Fraglich bleibt, ob der Versicherungsschutz vor Zahlungsunfähigkeit tatsächlich schützt. Laut Zahlen der Bundesregierung tritt der Versicherungsfall eher selten ein: Im Jahr 2015 haben die Restschuldversicherer nur bei etwa 0,3 Prozent der bestehenden Verträge die Kreditraten übernommen.

Stornoquote liegt über dem Branchenmittel

Auch wenn wegen des vorgegebenen Prinzips der Spartentrennung nicht jeder Restschuldversicherer jedes Risiko absichert, sind die Erkenntnisse der Marktwächteruntersuchung zur Stornoquote im Vergleich zu Versicherungen mit biometrischen Risiken (Lebensversicherungen) auffällig. Die Stornoquote drückt aus, wie viele Versicherungsverträge innerhalb eines Kalenderjahres vorzeitig abgebrochen werden. Für die Versicherungsrisiken Tod und Arbeitsunfähigkeit liegt die Stornoquote bei über der Hälfte der befragten Anbieter teils deutlich über dem Branchenmittel in diesem Bereich. Dies liegt in den Jahren 2014 bis 2017 zwischen 2,65 und 3,14 Prozent. „Restschuldversicherungen sind zwar auf relativ kurze Zeiträume ausgerichtet, werden jedoch bei über der Hälfte der befragten Anbieter besonders häufig vorzeitig beendet“, sagt Sandra Klug, Teamleitung Marktwächter Finanzen bei der Verbraucherzentrale Hamburg.

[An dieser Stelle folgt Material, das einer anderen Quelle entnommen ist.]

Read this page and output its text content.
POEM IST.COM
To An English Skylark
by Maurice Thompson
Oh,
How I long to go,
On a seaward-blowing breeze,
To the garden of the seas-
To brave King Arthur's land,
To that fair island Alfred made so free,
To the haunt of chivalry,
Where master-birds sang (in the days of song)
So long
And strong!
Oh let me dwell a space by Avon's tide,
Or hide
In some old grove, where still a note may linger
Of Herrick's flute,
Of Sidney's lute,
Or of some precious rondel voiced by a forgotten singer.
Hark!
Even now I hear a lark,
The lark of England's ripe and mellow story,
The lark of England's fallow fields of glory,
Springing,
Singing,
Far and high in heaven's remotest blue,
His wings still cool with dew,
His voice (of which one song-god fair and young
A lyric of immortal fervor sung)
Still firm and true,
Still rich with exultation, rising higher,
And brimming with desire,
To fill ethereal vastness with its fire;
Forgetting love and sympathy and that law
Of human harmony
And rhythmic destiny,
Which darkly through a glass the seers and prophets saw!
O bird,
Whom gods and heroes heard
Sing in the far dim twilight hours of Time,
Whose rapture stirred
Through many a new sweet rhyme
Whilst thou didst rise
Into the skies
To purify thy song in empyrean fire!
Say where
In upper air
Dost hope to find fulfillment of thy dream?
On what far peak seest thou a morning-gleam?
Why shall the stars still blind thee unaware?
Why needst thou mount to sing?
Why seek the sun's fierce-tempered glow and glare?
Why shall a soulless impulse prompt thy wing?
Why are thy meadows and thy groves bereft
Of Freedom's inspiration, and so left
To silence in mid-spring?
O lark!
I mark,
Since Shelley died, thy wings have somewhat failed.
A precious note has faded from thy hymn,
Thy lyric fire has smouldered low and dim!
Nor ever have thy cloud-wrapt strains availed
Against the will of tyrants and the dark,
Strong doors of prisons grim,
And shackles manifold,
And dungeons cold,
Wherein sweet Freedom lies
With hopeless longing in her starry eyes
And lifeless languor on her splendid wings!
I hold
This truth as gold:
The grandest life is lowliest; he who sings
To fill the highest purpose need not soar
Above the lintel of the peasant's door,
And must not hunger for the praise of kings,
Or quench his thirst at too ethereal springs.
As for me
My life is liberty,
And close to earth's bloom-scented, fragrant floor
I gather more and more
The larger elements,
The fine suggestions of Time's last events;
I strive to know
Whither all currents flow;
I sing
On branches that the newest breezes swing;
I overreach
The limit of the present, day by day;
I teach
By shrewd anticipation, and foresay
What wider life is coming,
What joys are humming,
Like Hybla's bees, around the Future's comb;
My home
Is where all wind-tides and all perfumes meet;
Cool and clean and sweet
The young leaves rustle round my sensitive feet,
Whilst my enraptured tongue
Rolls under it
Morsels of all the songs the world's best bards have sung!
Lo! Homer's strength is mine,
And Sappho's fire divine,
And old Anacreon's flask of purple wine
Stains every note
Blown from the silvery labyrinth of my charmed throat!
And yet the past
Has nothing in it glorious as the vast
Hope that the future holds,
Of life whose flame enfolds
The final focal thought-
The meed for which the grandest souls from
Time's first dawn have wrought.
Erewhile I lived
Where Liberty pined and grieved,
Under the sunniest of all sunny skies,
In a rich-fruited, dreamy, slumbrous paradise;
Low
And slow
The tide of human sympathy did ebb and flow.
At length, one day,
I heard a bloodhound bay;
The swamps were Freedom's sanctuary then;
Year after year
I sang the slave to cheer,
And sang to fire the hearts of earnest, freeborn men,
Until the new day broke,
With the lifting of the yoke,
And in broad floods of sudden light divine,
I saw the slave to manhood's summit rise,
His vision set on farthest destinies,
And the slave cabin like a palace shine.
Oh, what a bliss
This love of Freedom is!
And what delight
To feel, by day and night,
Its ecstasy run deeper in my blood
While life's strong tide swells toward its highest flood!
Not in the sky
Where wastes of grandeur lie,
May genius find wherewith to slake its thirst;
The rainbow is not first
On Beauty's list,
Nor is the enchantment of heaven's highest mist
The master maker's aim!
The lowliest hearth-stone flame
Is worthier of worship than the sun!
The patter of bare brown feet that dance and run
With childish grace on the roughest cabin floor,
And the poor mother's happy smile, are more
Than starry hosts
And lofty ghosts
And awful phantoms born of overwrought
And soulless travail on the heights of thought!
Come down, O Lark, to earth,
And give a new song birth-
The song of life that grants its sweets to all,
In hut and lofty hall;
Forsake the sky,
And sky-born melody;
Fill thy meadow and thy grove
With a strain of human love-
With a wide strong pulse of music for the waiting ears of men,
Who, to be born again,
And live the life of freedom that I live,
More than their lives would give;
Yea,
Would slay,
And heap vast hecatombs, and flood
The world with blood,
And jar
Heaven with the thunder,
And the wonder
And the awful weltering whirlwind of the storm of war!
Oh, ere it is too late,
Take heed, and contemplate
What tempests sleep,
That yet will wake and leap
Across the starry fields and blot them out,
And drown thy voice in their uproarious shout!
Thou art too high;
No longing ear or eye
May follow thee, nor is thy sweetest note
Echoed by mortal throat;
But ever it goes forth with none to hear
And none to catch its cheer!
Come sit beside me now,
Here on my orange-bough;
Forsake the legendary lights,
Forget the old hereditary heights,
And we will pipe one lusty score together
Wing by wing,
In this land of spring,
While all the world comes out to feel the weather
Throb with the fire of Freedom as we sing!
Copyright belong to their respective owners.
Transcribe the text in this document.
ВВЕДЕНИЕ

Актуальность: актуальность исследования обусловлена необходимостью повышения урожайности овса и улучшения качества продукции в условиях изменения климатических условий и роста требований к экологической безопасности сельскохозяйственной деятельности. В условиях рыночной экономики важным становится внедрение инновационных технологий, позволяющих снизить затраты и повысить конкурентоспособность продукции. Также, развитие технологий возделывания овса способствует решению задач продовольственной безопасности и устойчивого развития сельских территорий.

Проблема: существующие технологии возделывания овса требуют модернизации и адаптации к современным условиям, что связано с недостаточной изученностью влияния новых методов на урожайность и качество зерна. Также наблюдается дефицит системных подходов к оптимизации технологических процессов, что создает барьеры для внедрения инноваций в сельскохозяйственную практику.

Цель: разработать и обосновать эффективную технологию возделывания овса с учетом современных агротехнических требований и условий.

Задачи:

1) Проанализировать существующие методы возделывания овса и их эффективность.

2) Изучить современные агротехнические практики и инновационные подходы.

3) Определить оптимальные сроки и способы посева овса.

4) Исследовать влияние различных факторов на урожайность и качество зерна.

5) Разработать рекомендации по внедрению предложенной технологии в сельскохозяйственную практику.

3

Die vorzeitige Beendigung birgt für Verbraucher oft besondere Nachteile. Vielfach wird die Einmalprämie für die Versicherung über den Verbraucherkredit finanziert und muss mit den Monatsraten abbezahlt werden. Im Falle einer vorzeitigen Vertragsbeendigung erhalten Verbraucher eine Rückerstattung, die mit pauschalen Rückrechnungsformeln ermittelt werden. Im Regelfall liegt der Erstattungsbetrag für die Versicherung unter der verbleibenden, anteiligen Restschuld des Kredites, die der Verbraucher für die Einmalprämie noch zu zahlen hat. Obwohl also zum Beispiel zum Stornozeitpunkt noch gut 80 Prozent der kreditfinanzierten Einmalprämie offen sind, bekommt der Kreditnehmer und Versicherte nur 60 Prozent der Prämie rückerstattet. „Die ohnehin sehr hohen Kosten von Restschuldversicherungen werden durch diese Praxis noch weiter in die Höhe getrieben“, so Klug. „Dem Verbraucher werden bei Beendigung einfach verdeckte Mehrkosten auferlegt – unabhängig davon ob er seinen Kredit vorzeitig ablösen will oder zusätzlichen Kredit benötigt und diesen nur durch die von der Bank diktierte Kündigung und sofortigen Neuabschluss bekommt.“

Spanne bei Antragsbewilligungen ist groß

Die Antragsleistungsquote hingegen zeigt, wie viele Leistungsanträge von Kunden innerhalb eines Kalenderjahres bewilligt werden. Sie unterscheidet sich je nach versichertem Risiko erheblich. Bei den untersuchten Anbietern von Restschuldversicherungen mit dem Versicherungsrisiko Todesfall liegt die Spannweite zwischen der höchsten und niedrigsten Quote bei über 19 Prozentpunkten. Bei Anbietern mit dem Versicherungsrisiko Arbeitsunfähigkeit und Arbeitslosigkeit beträgt die Spannweite sogar über 40 Prozentpunkte. Von zehn gestellten Anträgen bewilligt der Anbieter mit der niedrigsten Quote also vier Anträge weniger als der Anbieter mit der höchsten Quote. „Das deutet auf große Unterschiede in der Bewilligungspraxis, im Antragsverfahren oder der Verständlichkeit der Produkte und Versicherungsbedingungen hin“, analysiert Klug. „Bei Anbietern mit eher geringen Leistungsquoten stellen Verbraucher anteilig mehr Anträge für nicht versicherte Ereignisse. Warum die Versicherten je nach Versicherer unterschiedlich häufig erfolglose Anträge stellen, müsste weiter untersucht werden.“ Am seltensten werden Leistungsanträge für das Risiko Arbeitslosigkeit bewilligt. Im Jahr 2017 waren es bei der Hälfte der befragten Anbieter höchstens zwei von drei Anträgen.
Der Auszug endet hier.